Testosterone, thrombophilia, thrombosis.

We assessed previously undiagnosed thrombophilia-hypofibrinolysis in 11 testosterone (T)-taking men, five of whom developed deep venous thrombosis (DVT), four pulmonary embolism, one spinal cord infarction, and one osteonecrosis 3.5 months (median) after starting T gel (50-160 mg/day) or T intramuscular (50-250 mg/week). In the order of referral because of thrombosis after starting T, thrombophilia-hypofibrinolysis was studied in 11 men, and, separately, in two control groups without thrombosis - 44 healthy normal male controls and 39 healthy men taking T. Nine men had DVT or DVT-pulmonary embolism after 3.5 months (median) on T, one spinal cord infarction after 5 days on T, and one had osteonecrosis (knee and then hip osteonecrosis after 6 and 18 months on T). Four of the 11 men (36%) had high factor VIII (≥150%) vs. one of 42 (2%) controls (P = 0.005), and vs. one of 25 (4%) T-controls, (P = 0.023). Of the 11 men, two (18%) had factor V Leiden heterozygosity vs. none of 44 controls, (P = 0.04) and vs. none of 39 T-controls(P = 0.045). Of the 11 men, three had 4G4G plasminogen activator inhibitor-1 homozygosity, one prothrombin G20210A heterozygosity, one low protein S, and one high factor XI. When T was continued, second DVT-pulmonary embolism recurred in three of 11 men despite adequate anticoagulation.

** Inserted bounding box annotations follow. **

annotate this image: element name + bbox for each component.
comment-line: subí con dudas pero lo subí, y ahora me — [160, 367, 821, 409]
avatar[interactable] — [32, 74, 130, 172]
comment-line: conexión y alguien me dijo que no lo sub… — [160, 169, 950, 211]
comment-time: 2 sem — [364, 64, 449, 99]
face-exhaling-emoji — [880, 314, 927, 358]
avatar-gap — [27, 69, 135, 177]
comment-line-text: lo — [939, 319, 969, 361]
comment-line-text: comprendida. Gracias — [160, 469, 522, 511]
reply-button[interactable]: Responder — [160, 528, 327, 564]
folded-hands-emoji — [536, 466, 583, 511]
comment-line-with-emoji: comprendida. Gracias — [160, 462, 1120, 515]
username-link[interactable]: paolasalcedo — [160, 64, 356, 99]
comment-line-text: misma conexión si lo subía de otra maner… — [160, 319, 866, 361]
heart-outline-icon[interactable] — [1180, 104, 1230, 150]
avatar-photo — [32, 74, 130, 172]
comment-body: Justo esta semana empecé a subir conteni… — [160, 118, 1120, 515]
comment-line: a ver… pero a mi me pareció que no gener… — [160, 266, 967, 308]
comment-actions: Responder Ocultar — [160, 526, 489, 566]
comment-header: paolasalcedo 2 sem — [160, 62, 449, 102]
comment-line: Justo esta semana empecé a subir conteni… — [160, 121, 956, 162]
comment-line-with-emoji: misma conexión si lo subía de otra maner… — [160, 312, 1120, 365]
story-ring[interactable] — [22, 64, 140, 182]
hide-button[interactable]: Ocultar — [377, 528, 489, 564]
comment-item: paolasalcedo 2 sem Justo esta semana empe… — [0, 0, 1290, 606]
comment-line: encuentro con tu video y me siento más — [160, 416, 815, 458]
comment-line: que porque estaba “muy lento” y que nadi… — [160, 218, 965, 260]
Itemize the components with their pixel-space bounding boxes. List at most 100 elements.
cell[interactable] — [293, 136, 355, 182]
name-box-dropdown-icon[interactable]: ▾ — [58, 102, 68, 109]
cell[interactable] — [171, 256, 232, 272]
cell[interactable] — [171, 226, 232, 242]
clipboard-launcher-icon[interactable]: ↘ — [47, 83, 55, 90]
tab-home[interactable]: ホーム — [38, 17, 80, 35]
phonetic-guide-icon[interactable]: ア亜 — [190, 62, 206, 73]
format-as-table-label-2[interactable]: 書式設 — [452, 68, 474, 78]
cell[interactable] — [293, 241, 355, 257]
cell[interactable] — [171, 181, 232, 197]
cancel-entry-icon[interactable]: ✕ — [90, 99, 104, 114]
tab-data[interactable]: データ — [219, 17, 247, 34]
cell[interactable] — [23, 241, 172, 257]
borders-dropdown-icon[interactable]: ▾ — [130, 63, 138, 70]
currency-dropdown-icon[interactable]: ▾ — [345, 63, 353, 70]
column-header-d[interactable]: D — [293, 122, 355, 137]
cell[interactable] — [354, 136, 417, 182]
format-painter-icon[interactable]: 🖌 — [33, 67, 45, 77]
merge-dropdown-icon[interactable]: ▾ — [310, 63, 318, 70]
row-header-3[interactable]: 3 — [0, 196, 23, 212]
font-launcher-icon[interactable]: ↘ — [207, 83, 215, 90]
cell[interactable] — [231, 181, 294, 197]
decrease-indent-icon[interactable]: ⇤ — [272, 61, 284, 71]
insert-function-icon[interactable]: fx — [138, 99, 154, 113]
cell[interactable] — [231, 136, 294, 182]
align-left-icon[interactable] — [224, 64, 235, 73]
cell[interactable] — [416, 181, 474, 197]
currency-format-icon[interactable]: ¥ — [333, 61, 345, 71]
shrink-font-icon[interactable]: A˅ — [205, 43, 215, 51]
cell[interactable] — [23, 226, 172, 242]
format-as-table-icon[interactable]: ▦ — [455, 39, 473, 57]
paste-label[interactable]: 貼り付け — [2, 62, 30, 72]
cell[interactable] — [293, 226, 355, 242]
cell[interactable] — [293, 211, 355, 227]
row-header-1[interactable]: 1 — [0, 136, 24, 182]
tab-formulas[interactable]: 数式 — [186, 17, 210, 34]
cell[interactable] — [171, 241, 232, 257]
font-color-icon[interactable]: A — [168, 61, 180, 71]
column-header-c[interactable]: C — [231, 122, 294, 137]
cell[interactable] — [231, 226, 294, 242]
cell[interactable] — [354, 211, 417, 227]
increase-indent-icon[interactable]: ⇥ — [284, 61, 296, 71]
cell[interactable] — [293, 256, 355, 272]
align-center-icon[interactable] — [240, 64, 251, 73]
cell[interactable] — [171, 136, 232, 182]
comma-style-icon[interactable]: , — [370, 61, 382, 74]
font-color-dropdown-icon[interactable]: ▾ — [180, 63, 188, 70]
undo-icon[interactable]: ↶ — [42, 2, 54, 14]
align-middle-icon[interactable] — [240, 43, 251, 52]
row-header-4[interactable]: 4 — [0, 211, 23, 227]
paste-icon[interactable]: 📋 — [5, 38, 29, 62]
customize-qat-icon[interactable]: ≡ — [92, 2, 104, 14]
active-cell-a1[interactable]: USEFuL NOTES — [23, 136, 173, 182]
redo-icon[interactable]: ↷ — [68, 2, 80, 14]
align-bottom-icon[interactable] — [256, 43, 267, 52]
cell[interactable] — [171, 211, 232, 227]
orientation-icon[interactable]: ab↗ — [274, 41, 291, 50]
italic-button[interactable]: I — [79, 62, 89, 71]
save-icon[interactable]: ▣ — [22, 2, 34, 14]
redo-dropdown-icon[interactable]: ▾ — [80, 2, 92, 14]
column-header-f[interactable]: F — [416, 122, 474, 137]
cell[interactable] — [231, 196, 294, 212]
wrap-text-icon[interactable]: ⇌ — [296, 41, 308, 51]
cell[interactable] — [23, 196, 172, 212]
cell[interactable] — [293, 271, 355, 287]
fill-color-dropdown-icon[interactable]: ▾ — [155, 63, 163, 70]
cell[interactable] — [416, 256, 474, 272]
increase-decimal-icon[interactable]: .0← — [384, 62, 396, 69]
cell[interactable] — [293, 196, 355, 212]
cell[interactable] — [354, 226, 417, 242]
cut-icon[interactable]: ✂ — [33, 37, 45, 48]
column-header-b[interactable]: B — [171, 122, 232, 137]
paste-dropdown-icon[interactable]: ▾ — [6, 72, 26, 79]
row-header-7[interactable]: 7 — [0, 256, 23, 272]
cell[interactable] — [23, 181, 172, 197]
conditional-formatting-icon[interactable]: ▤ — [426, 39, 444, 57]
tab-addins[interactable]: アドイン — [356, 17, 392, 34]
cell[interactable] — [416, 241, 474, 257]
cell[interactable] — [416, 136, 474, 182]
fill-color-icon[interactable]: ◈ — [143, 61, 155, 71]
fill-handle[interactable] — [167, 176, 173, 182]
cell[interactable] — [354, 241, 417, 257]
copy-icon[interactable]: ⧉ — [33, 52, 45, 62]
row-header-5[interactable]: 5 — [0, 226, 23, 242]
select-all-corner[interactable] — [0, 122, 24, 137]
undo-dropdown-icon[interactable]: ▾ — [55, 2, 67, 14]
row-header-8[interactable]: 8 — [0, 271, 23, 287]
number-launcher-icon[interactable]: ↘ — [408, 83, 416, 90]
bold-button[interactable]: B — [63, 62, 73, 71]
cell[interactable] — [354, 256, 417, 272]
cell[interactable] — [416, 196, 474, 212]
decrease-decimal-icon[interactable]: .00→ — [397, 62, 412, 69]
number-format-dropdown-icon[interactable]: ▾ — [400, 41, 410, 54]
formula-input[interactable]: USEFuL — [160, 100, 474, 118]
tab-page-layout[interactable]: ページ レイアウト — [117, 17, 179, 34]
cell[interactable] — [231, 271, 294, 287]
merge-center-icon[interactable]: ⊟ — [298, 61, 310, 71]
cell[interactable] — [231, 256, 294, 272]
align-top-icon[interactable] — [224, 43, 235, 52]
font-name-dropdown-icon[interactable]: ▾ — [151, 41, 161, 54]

T interacts with thrombophilia-hypofibrinolysis leading to thrombosis. Men sustaining DVT-pulmonary embolism-osteonecrosis on T should be studied for thrombophilia. Continuation of T in thrombophilic men appears to be contraindicated because of recurrent thrombosis despite adequate anticoagulation. Before starting T, to prevent T-associated thrombosis, we recommend measures of factor V Leiden, factor VIII, and the prothrombin gene.